Question : DISINVESTMENT OF NALCO



(a) whether the Government propose to disinvest the NALCO at price of Rs.3000 crores while it earns Rs.300 crores yearly as foreign exchange and whose asset value is more than Rs.15,000 crores;

(b) if so, the reasons therefor;

(c) whether the Government propose to make any alternative arrangement for the livelihood of 17,000 workers after the disinvestment of the NALCO; and

(d) if so, the details thereof?

Answer given by the minister


MINISTER OF COMMUNICATIONS AND INFORMATION TECHNOLOGY AND MINISTER OF DISINVESTMENT (SHRI ARUN SHOURIE)

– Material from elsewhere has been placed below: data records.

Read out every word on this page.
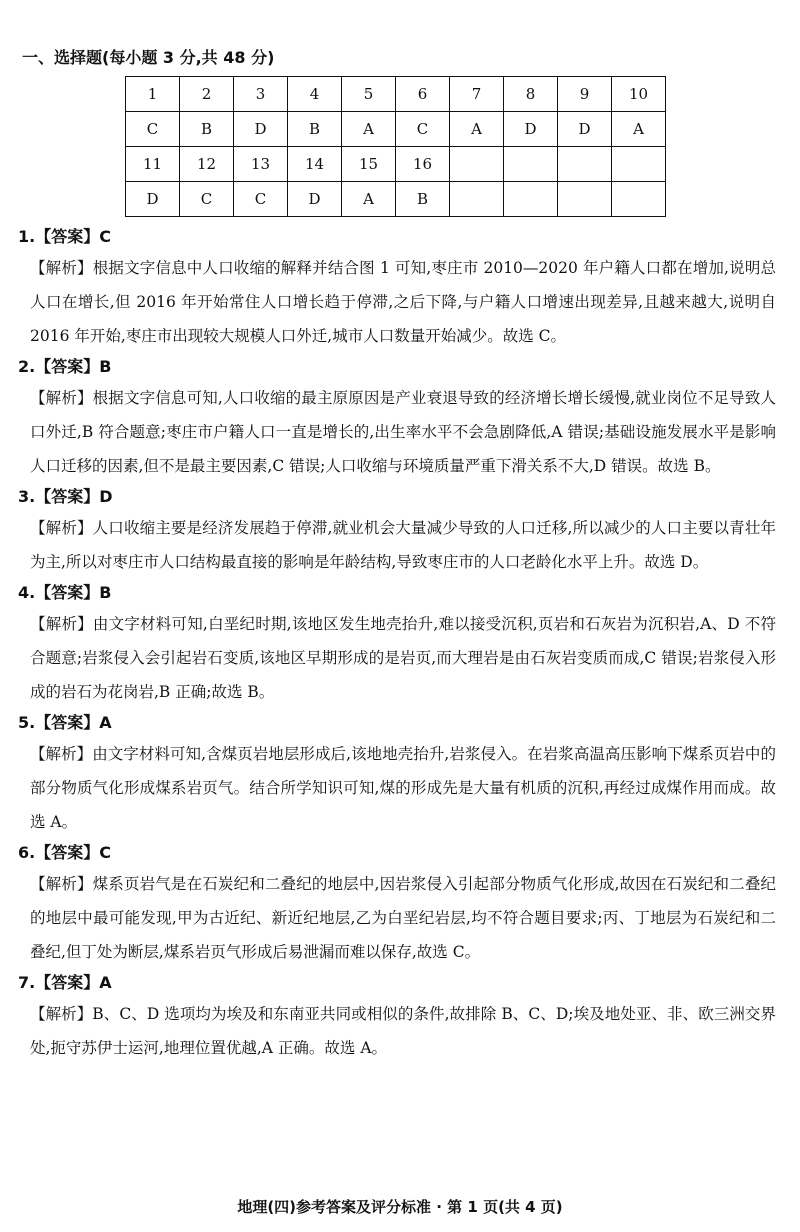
一、选择题(每小题 3 分,共 48 分)
1	2	3	4	5	6	7	8	9	10
C	B	D	B	A	C	A	D	D	A
11	12	13	14	15	16				
D	C	C	D	A	B				
1.【答案】C

【解析】根据文字信息中人口收缩的解释并结合图 1 可知,枣庄市 2010—2020 年户籍人口都在增加,说明总人口在增长,但 2016 年开始常住人口增长趋于停滞,之后下降,与户籍人口增速出现差异,且越来越大,说明自 2016 年开始,枣庄市出现较大规模人口外迁,城市人口数量开始减少。故选 C。

2.【答案】B

【解析】根据文字信息可知,人口收缩的最主原原因是产业衰退导致的经济增长增长缓慢,就业岗位不足导致人口外迁,B 符合题意;枣庄市户籍人口一直是增长的,出生率水平不会急剧降低,A 错误;基础设施发展水平是影响人口迁移的因素,但不是最主要因素,C 错误;人口收缩与环境质量严重下滑关系不大,D 错误。故选 B。

3.【答案】D

【解析】人口收缩主要是经济发展趋于停滞,就业机会大量减少导致的人口迁移,所以减少的人口主要以青壮年为主,所以对枣庄市人口结构最直接的影响是年龄结构,导致枣庄市的人口老龄化水平上升。故选 D。

4.【答案】B

【解析】由文字材料可知,白垩纪时期,该地区发生地壳抬升,难以接受沉积,页岩和石灰岩为沉积岩,A、D 不符合题意;岩浆侵入会引起岩石变质,该地区早期形成的是岩页,而大理岩是由石灰岩变质而成,C 错误;岩浆侵入形成的岩石为花岗岩,B 正确;故选 B。

5.【答案】A

【解析】由文字材料可知,含煤页岩地层形成后,该地地壳抬升,岩浆侵入。在岩浆高温高压影响下煤系页岩中的部分物质气化形成煤系岩页气。结合所学知识可知,煤的形成先是大量有机质的沉积,再经过成煤作用而成。故选 A。

6.【答案】C

【解析】煤系页岩气是在石炭纪和二叠纪的地层中,因岩浆侵入引起部分物质气化形成,故因在石炭纪和二叠纪的地层中最可能发现,甲为古近纪、新近纪地层,乙为白垩纪岩层,均不符合题目要求;丙、丁地层为石炭纪和二叠纪,但丁处为断层,煤系岩页气形成后易泄漏而难以保存,故选 C。

7.【答案】A

【解析】B、C、D 选项均为埃及和东南亚共同或相似的条件,故排除 B、C、D;埃及地处亚、非、欧三洲交界处,扼守苏伊士运河,地理位置优越,A 正确。故选 A。

地理(四)参考答案及评分标准 · 第 1 页(共 4 页)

(a)&(b) Government has decided to disinvest 30% of NALCO’s equity through public offer of shares, 10% of which would be in domestic market and 20% through ADR issue to be followed soon after by sale of 29.15% equity through a strategic partner brining the Government equity down to 26% after reserving upto 2% of the equity for NALCO employees. The amount likely to be realised through disinvestment depends of the timing of the disinvestment, performance of the company, level of competition, other market related factors and cannot be estimated with confidence. As per the present procedure, the valuation of the company will be done by professional advisors prior to disinvestment using the four internationally accepted methods namely, Discounted Cash Flow Method, Balance Sheet Method, Asset Valuation Method, and Transaction Multiple Method to determine the reserve price.

(c)&(d) Protection of employees’ interest is an integral part of the disinvestment policy. Adequate provisions are made in the Transactions Agreements, executed as a part of strategic sale, to ensure that there is no retrenchment of employees for one year after disinvestment and even thereafter separation is possible only under the Voluntary Retirement Scheme as applicable under DPE guidelines or the Voluntary Retirement Scheme which was prevailing in the company prior to disinvestment whichever is more beneficial for the employees. A Typical provision likely to be incorporated in the Transaction Agreement entered with the strategic partner at the time of disinvestment of Government’s equity in a PSU is given in Annexure.

Annexure

Typical provisions related to employees’ interest incorporated in the Transaction Agreement are as follows:-


Recitals:

· Subject to the substantives clauses in this regard, the Parties envision that all Employees of the Company on the date hereof will continue in the employment of the Company.

· The SP recognises that the government in relation to its employment policies follows certain principles for the benefit of the members of the Scheduled Caste / Schedules Tribes, physically handicapped persons and other socially disadvantages categories of the society. The SP shall use its best efforts to cause the Company to provide adequate job opportunities for such persons. Further, in the event of any reduction in the strength of the employees of the Company, the SP shall use its best efforts to ensure that the physically handicapped persons, Scheduled Castes/Scheduled Tribes are retrenched at the end.

Substantive Clauses

· Notwithstanding anything to the contrary in this Article __, the Government, shall at any time and at its sole discretion, have the option of selling shares from its shareholding in the company, representing not more than __ of the share capital of the company existing as of date of this Agreement, to the employees of the Company (“employees sell share”). In the event that the Government exercises its option to sell part of its shares to the employees, the employees shall be issued fresh share certificates for the shares transferred to the employees. The Shareholders agree that, upon the completion of transfer, the shares transferred to the employees pursuant to this sub-clause shall not be subject to any restrictions in this Agreement, whether by way of a voting arrangement or a right of first refusal.

· The SP covenants with the Government that

(a) notwithstanding anything to the contrary in this Agreement, it shall not retrench any of the Employees of the Company for a period of 1 (one) year from the Closing Date other than any dismissal or termination of Employees of the Company from their employment in accordance with the applicable staff regulations and standing orders of the Company or applicable Laws;

(b) notwithstanding anything to the country in this Agreement, but subject to Sub-Clause (a) above, any restructuring of the labour force of the Company shall be implemented in the manner recommended by the Board and in accordance with all applicable Laws;

(c) notwithstanding anything to the contrary in this Agreement, but subject to Sub-Clause (a) above, in the event of any reduction of the strength of the Company’s Employees, the SP shall ensure that the Company offers its Employees an option to voluntarily retire on terms that are not, in any manner, less favourable than the VRS applicable before disinvestment.